Dubai-headquartered developer Amea Power has commissioned a 120 MW solar project in Tunisia, the country’s largest to date.
Located in the Kairouan governorate of northeastern Tunisia, the project is expected to generate approximately 222 GWh of electricity annually, enough to power around 43,000 homes.
It is Tunisia’s first solar project above 100 MW in size and first under the country’s concession regime, a legal framework designed to attract private, large-scale energy investors, to achieve both financial close and commercial operation.
Amea Power began building the project in May 2024. A 20-year power purchase agreement with Société Tunisienne de l'Electricité et du Gaz (STEG), Tunisia's state-owned national electricity and gas utility company, was signed in June 2021 and ratified by the Tunisian government in 2022.
A statement from Amea Power adds it is also the first renewable energy project in Tunisia with an integrated substation using a loop-in/loop-out configuration, as well as the first to inject power directly into the 225 kV high-voltage transmission network belonging to STEG.

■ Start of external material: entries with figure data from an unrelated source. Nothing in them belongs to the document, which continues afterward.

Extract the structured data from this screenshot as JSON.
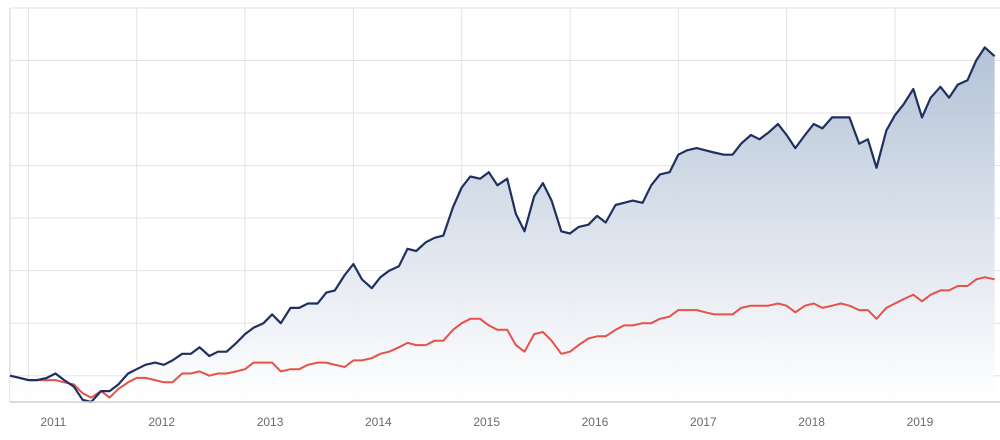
{
  "chart_data": {
    "type": "area",
    "title": "",
    "xlabel": "",
    "ylabel": "",
    "xlim": [
      2010.83,
      2019.97
    ],
    "ylim": [
      -0.12,
      1.68
    ],
    "grid": true,
    "legend": "none",
    "x_ticks": [
      2011,
      2012,
      2013,
      2014,
      2015,
      2016,
      2017,
      2018,
      2019
    ],
    "x_tick_labels": [
      "2011",
      "2012",
      "2013",
      "2014",
      "2015",
      "2016",
      "2017",
      "2018",
      "2019"
    ],
    "y_grid": [
      0,
      0.24,
      0.48,
      0.72,
      0.96,
      1.2,
      1.44,
      1.68
    ],
    "colors": {
      "series_1_line": "#1f3060",
      "series_1_fill_top": "#b3c2d6",
      "series_1_fill_bottom": "#ffffff",
      "series_2_line": "#e5524a",
      "grid": "#e3e3e3",
      "axis": "#cfcfcf"
    },
    "series": [
      {
        "values": [
          [
            2010.83,
            0.0
          ],
          [
            2010.92,
            -0.01
          ],
          [
            2011.0,
            -0.02
          ],
          [
            2011.08,
            -0.02
          ],
          [
            2011.17,
            -0.01
          ],
          [
            2011.25,
            0.01
          ],
          [
            2011.33,
            -0.02
          ],
          [
            2011.42,
            -0.05
          ],
          [
            2011.5,
            -0.11
          ],
          [
            2011.58,
            -0.12
          ],
          [
            2011.67,
            -0.07
          ],
          [
            2011.75,
            -0.07
          ],
          [
            2011.83,
            -0.04
          ],
          [
            2011.92,
            0.01
          ],
          [
            2012.0,
            0.03
          ],
          [
            2012.08,
            0.05
          ],
          [
            2012.17,
            0.06
          ],
          [
            2012.25,
            0.05
          ],
          [
            2012.33,
            0.07
          ],
          [
            2012.42,
            0.1
          ],
          [
            2012.5,
            0.1
          ],
          [
            2012.58,
            0.13
          ],
          [
            2012.67,
            0.09
          ],
          [
            2012.75,
            0.11
          ],
          [
            2012.83,
            0.11
          ],
          [
            2012.92,
            0.15
          ],
          [
            2013.0,
            0.19
          ],
          [
            2013.08,
            0.22
          ],
          [
            2013.17,
            0.24
          ],
          [
            2013.25,
            0.28
          ],
          [
            2013.33,
            0.24
          ],
          [
            2013.42,
            0.31
          ],
          [
            2013.5,
            0.31
          ],
          [
            2013.58,
            0.33
          ],
          [
            2013.67,
            0.33
          ],
          [
            2013.75,
            0.38
          ],
          [
            2013.83,
            0.39
          ],
          [
            2013.92,
            0.46
          ],
          [
            2014.0,
            0.51
          ],
          [
            2014.08,
            0.44
          ],
          [
            2014.17,
            0.4
          ],
          [
            2014.25,
            0.45
          ],
          [
            2014.33,
            0.48
          ],
          [
            2014.42,
            0.5
          ],
          [
            2014.5,
            0.58
          ],
          [
            2014.58,
            0.57
          ],
          [
            2014.67,
            0.61
          ],
          [
            2014.75,
            0.63
          ],
          [
            2014.83,
            0.64
          ],
          [
            2014.92,
            0.77
          ],
          [
            2015.0,
            0.86
          ],
          [
            2015.08,
            0.91
          ],
          [
            2015.17,
            0.9
          ],
          [
            2015.25,
            0.93
          ],
          [
            2015.33,
            0.87
          ],
          [
            2015.42,
            0.9
          ],
          [
            2015.5,
            0.74
          ],
          [
            2015.58,
            0.66
          ],
          [
            2015.67,
            0.82
          ],
          [
            2015.75,
            0.88
          ],
          [
            2015.83,
            0.8
          ],
          [
            2015.92,
            0.66
          ],
          [
            2016.0,
            0.65
          ],
          [
            2016.08,
            0.68
          ],
          [
            2016.17,
            0.69
          ],
          [
            2016.25,
            0.73
          ],
          [
            2016.33,
            0.7
          ],
          [
            2016.42,
            0.78
          ],
          [
            2016.5,
            0.79
          ],
          [
            2016.58,
            0.8
          ],
          [
            2016.67,
            0.79
          ],
          [
            2016.75,
            0.87
          ],
          [
            2016.83,
            0.92
          ],
          [
            2016.92,
            0.93
          ],
          [
            2017.0,
            1.01
          ],
          [
            2017.08,
            1.03
          ],
          [
            2017.17,
            1.04
          ],
          [
            2017.25,
            1.03
          ],
          [
            2017.33,
            1.02
          ],
          [
            2017.42,
            1.01
          ],
          [
            2017.5,
            1.01
          ],
          [
            2017.58,
            1.06
          ],
          [
            2017.67,
            1.1
          ],
          [
            2017.75,
            1.08
          ],
          [
            2017.83,
            1.11
          ],
          [
            2017.92,
            1.15
          ],
          [
            2018.0,
            1.1
          ],
          [
            2018.08,
            1.04
          ],
          [
            2018.17,
            1.1
          ],
          [
            2018.25,
            1.15
          ],
          [
            2018.33,
            1.13
          ],
          [
            2018.42,
            1.18
          ],
          [
            2018.5,
            1.18
          ],
          [
            2018.58,
            1.18
          ],
          [
            2018.67,
            1.06
          ],
          [
            2018.75,
            1.08
          ],
          [
            2018.83,
            0.95
          ],
          [
            2018.92,
            1.12
          ],
          [
            2019.0,
            1.19
          ],
          [
            2019.08,
            1.24
          ],
          [
            2019.17,
            1.31
          ],
          [
            2019.25,
            1.18
          ],
          [
            2019.33,
            1.27
          ],
          [
            2019.42,
            1.32
          ],
          [
            2019.5,
            1.27
          ],
          [
            2019.58,
            1.33
          ],
          [
            2019.67,
            1.35
          ],
          [
            2019.75,
            1.44
          ],
          [
            2019.83,
            1.5
          ],
          [
            2019.92,
            1.46
          ]
        ]
      },
      {
        "values": [
          [
            2010.83,
            0.0
          ],
          [
            2010.92,
            -0.01
          ],
          [
            2011.0,
            -0.02
          ],
          [
            2011.08,
            -0.02
          ],
          [
            2011.17,
            -0.02
          ],
          [
            2011.25,
            -0.02
          ],
          [
            2011.33,
            -0.03
          ],
          [
            2011.42,
            -0.04
          ],
          [
            2011.5,
            -0.08
          ],
          [
            2011.58,
            -0.1
          ],
          [
            2011.67,
            -0.07
          ],
          [
            2011.75,
            -0.1
          ],
          [
            2011.83,
            -0.06
          ],
          [
            2011.92,
            -0.03
          ],
          [
            2012.0,
            -0.01
          ],
          [
            2012.08,
            -0.01
          ],
          [
            2012.17,
            -0.02
          ],
          [
            2012.25,
            -0.03
          ],
          [
            2012.33,
            -0.03
          ],
          [
            2012.42,
            0.01
          ],
          [
            2012.5,
            0.01
          ],
          [
            2012.58,
            0.02
          ],
          [
            2012.67,
            0.0
          ],
          [
            2012.75,
            0.01
          ],
          [
            2012.83,
            0.01
          ],
          [
            2012.92,
            0.02
          ],
          [
            2013.0,
            0.03
          ],
          [
            2013.08,
            0.06
          ],
          [
            2013.17,
            0.06
          ],
          [
            2013.25,
            0.06
          ],
          [
            2013.33,
            0.02
          ],
          [
            2013.42,
            0.03
          ],
          [
            2013.5,
            0.03
          ],
          [
            2013.58,
            0.05
          ],
          [
            2013.67,
            0.06
          ],
          [
            2013.75,
            0.06
          ],
          [
            2013.83,
            0.05
          ],
          [
            2013.92,
            0.04
          ],
          [
            2014.0,
            0.07
          ],
          [
            2014.08,
            0.07
          ],
          [
            2014.17,
            0.08
          ],
          [
            2014.25,
            0.1
          ],
          [
            2014.33,
            0.11
          ],
          [
            2014.42,
            0.13
          ],
          [
            2014.5,
            0.15
          ],
          [
            2014.58,
            0.14
          ],
          [
            2014.67,
            0.14
          ],
          [
            2014.75,
            0.16
          ],
          [
            2014.83,
            0.16
          ],
          [
            2014.92,
            0.21
          ],
          [
            2015.0,
            0.24
          ],
          [
            2015.08,
            0.26
          ],
          [
            2015.17,
            0.26
          ],
          [
            2015.25,
            0.23
          ],
          [
            2015.33,
            0.21
          ],
          [
            2015.42,
            0.21
          ],
          [
            2015.5,
            0.14
          ],
          [
            2015.58,
            0.11
          ],
          [
            2015.67,
            0.19
          ],
          [
            2015.75,
            0.2
          ],
          [
            2015.83,
            0.16
          ],
          [
            2015.92,
            0.1
          ],
          [
            2016.0,
            0.11
          ],
          [
            2016.08,
            0.14
          ],
          [
            2016.17,
            0.17
          ],
          [
            2016.25,
            0.18
          ],
          [
            2016.33,
            0.18
          ],
          [
            2016.42,
            0.21
          ],
          [
            2016.5,
            0.23
          ],
          [
            2016.58,
            0.23
          ],
          [
            2016.67,
            0.24
          ],
          [
            2016.75,
            0.24
          ],
          [
            2016.83,
            0.26
          ],
          [
            2016.92,
            0.27
          ],
          [
            2017.0,
            0.3
          ],
          [
            2017.08,
            0.3
          ],
          [
            2017.17,
            0.3
          ],
          [
            2017.25,
            0.29
          ],
          [
            2017.33,
            0.28
          ],
          [
            2017.42,
            0.28
          ],
          [
            2017.5,
            0.28
          ],
          [
            2017.58,
            0.31
          ],
          [
            2017.67,
            0.32
          ],
          [
            2017.75,
            0.32
          ],
          [
            2017.83,
            0.32
          ],
          [
            2017.92,
            0.33
          ],
          [
            2018.0,
            0.32
          ],
          [
            2018.08,
            0.29
          ],
          [
            2018.17,
            0.32
          ],
          [
            2018.25,
            0.33
          ],
          [
            2018.33,
            0.31
          ],
          [
            2018.42,
            0.32
          ],
          [
            2018.5,
            0.33
          ],
          [
            2018.58,
            0.32
          ],
          [
            2018.67,
            0.3
          ],
          [
            2018.75,
            0.3
          ],
          [
            2018.83,
            0.26
          ],
          [
            2018.92,
            0.31
          ],
          [
            2019.0,
            0.33
          ],
          [
            2019.08,
            0.35
          ],
          [
            2019.17,
            0.37
          ],
          [
            2019.25,
            0.34
          ],
          [
            2019.33,
            0.37
          ],
          [
            2019.42,
            0.39
          ],
          [
            2019.5,
            0.39
          ],
          [
            2019.58,
            0.41
          ],
          [
            2019.67,
            0.41
          ],
          [
            2019.75,
            0.44
          ],
          [
            2019.83,
            0.45
          ],
          [
            2019.92,
            0.44
          ]
        ]
      }
    ]
  }
}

The project was financed by the International Finance Corporation (IFC) and the African Development Bank (ADB).
Amea Power Chairman, Hussain Al Nowais, said the project strengthens the country’s energy security and reflects Amea Power’s “unwavering commitment to Tunisia’s long-term renewable energy development.”
The Africa Solar Industry Association's (AFSIA) project database states Tunisia has 728.8 MW of operational solar capacity. With Amea Power's plant now online, the country will be moving closer towards the 1 GW benchmark.
In March, the Tunisian government granted licenses for four new utility-scale projects with a combined capacity of 500 MW. The projects were selected under a 1.7 GW renewable energy tender.